Newt Gingrich Thinks High-Inflation ‘Reagan-era Monetary Policies’ Would ‘Strengthen The Dollar’

Odd monetary policy ideas are coming so fast and quickly from the right these days that I can’t quite tell if Newt Gingrich’s notion that we ought to be “returning to the Reagan-era monetary policies” is a great idea or a terrible one. The problem is that rather than proposing this as an effort to boost employment, Gingrich says we should “strengthen the dollar by returning to the Reagan-era monetary policies that stopped runaway inflation and reforming the Federal Reserve to promote transparency.”

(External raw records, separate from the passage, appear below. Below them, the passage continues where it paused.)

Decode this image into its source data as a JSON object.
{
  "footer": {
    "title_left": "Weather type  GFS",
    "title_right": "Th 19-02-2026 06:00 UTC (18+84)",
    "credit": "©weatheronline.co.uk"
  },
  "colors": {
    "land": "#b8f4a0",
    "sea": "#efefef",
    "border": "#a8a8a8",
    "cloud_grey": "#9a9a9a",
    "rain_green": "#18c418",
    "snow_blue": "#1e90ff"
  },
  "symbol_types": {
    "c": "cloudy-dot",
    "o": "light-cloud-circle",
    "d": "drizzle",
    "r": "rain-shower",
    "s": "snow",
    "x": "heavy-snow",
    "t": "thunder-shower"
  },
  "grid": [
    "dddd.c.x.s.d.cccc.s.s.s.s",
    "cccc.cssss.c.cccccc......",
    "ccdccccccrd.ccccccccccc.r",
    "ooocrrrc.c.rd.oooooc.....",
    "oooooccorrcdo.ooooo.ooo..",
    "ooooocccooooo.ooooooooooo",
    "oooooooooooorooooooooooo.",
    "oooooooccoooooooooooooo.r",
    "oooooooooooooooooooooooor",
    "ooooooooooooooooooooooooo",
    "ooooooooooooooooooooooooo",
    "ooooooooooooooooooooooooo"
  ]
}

The problem, as we’ve seen before, is that a review of 30 years of inflation history makes it clear that Reagan-era policies featured much higher inflation than Obama-era ones:

Now by my lights, this is a perfectly good idea. A wide range of economists from Paul Krugman, Olivier Blanchard, and Mark Thoma on the left to Greg Mankiw, Tyler Cowen, and Scott Sumner on the right think that setting a 4 percent inflation target will stimulate real output and reduce unemployment. Indeed, Federal Reserve Chairman Ben Bernanke himself agrees that this would work, but refuses to do it anyway. Under the circumstances, political pressure for a return to “Reagan-era monetary policy” could do a lot of good.

Conversely, if by “Reagan-era monetary policy” Gingrich means that we need to stop “runaway inflation” then of course the question is what runaway inflation is he talking about. Inflation is much lower than it was during the late Reagan years, and wildly lower than it was when Reagan took office.